Curious to know for people working in UBER, is this your main source of income or a side job?

I must admit I do tutoring as my main job and try to cover costs of the UBER rental as a side job. From week to week I will step on the gas and try to work a few extra hours to purchase a a few additional things.


----------



## letmethehellin (Nov 6, 2016)

The only way you can make it a full time job is if you are willing to do 50 hours a week and your running costs (and general day to day life bills are low) IMHO


----------



## angesangles (Jul 4, 2017)

I definitely you can do it as a full time gig.
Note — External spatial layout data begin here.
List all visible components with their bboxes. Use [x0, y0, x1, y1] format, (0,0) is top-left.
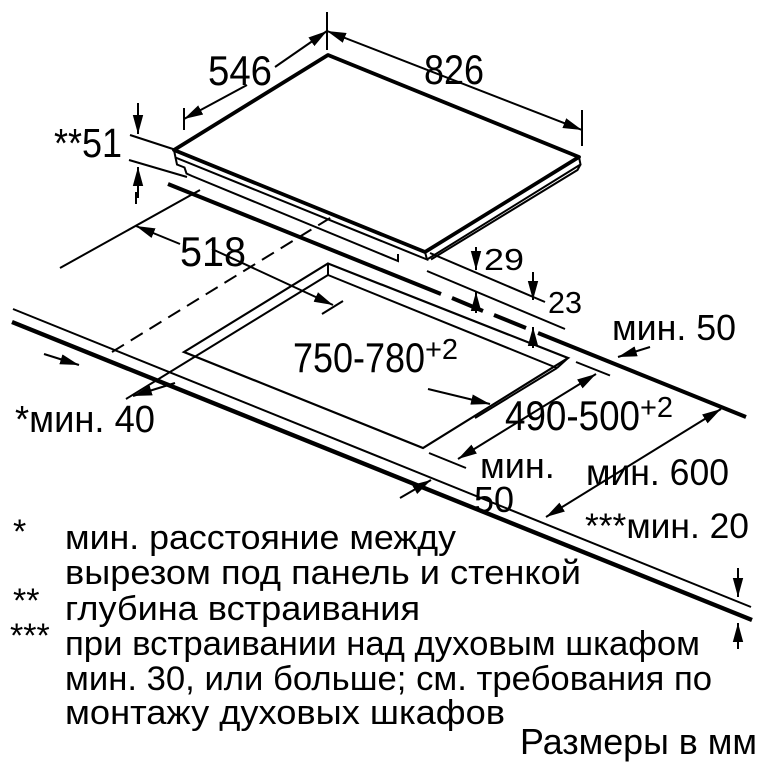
svg-text:**: **: [13, 582, 39, 620]
svg-text:***: ***: [10, 617, 50, 655]
svg-text:*: *: [13, 513, 26, 551]
svg-text:при встраивании над духовым шк: при встраивании над духовым шкафом: [65, 625, 700, 663]
svg-text:мин. 50: мин. 50: [612, 307, 736, 348]
svg-text:мин. расстояние между: мин. расстояние между: [65, 519, 456, 557]
svg-text:23: 23: [548, 285, 582, 320]
svg-text:29: 29: [484, 242, 524, 277]
svg-text:***мин. 20: ***мин. 20: [585, 507, 749, 546]
svg-text:**51: **51: [54, 120, 122, 166]
svg-text:мин. 30, или больше; см. требо: мин. 30, или больше; см. требования по: [65, 660, 712, 698]
svg-text:вырезом под панель и стенкой: вырезом под панель и стенкой: [65, 554, 581, 592]
svg-text:546: 546: [208, 47, 272, 94]
svg-text:Размеры в мм: Размеры в мм: [520, 721, 757, 762]
svg-text:826: 826: [424, 46, 484, 93]
svg-text:*мин. 40: *мин. 40: [15, 399, 155, 441]
svg-text:монтажу духовых шкафов: монтажу духовых шкафов: [65, 694, 505, 732]
svg-text:мин. 600: мин. 600: [586, 452, 729, 493]
svg-text:518: 518: [180, 228, 246, 275]
svg-text:50: 50: [474, 479, 514, 520]
svg-text:глубина встраивания: глубина встраивания: [65, 590, 420, 628]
Having leased a car in the past , reckon you need to probably need to put in 15 hours to break even. (This is me driving a 2015 Hyundai Accent )


----------



## Cyber Snowflake (Jul 5, 2017)

I do it in between anxiety attacks and filling scripts.


----------



## george manousaridis (Jan 27, 2017)

I wonder if Uber will ever stop saturating the market with new drivers?


----------



## Paul Collins (Dec 12, 2016)

52% of uber drivers drive for 10 hours or less per week. 22% drive for 40+


----------



## sydney_eagle (Jul 21, 2017)

hey guys, i want to register myself as a uber driver. What steps do i need to follow. I also want to take it up a full time job. Is it worth it.


----------



## Cyber Snowflake (Jul 5, 2017)

.​LOL


----------



## Bandy (Jul 26, 2016)

sydney_eagle said:


> hey guys, i want to register myself as a uber driver. What steps do i need to follow. I also want to take it up a full time job. Is it worth it.


First off, go to your doctor and get a script for valdoxan for anxiety control, along with a good hallucinogenic like phencyclidine so everyday is your birthday!

Then you should be good to go...


----------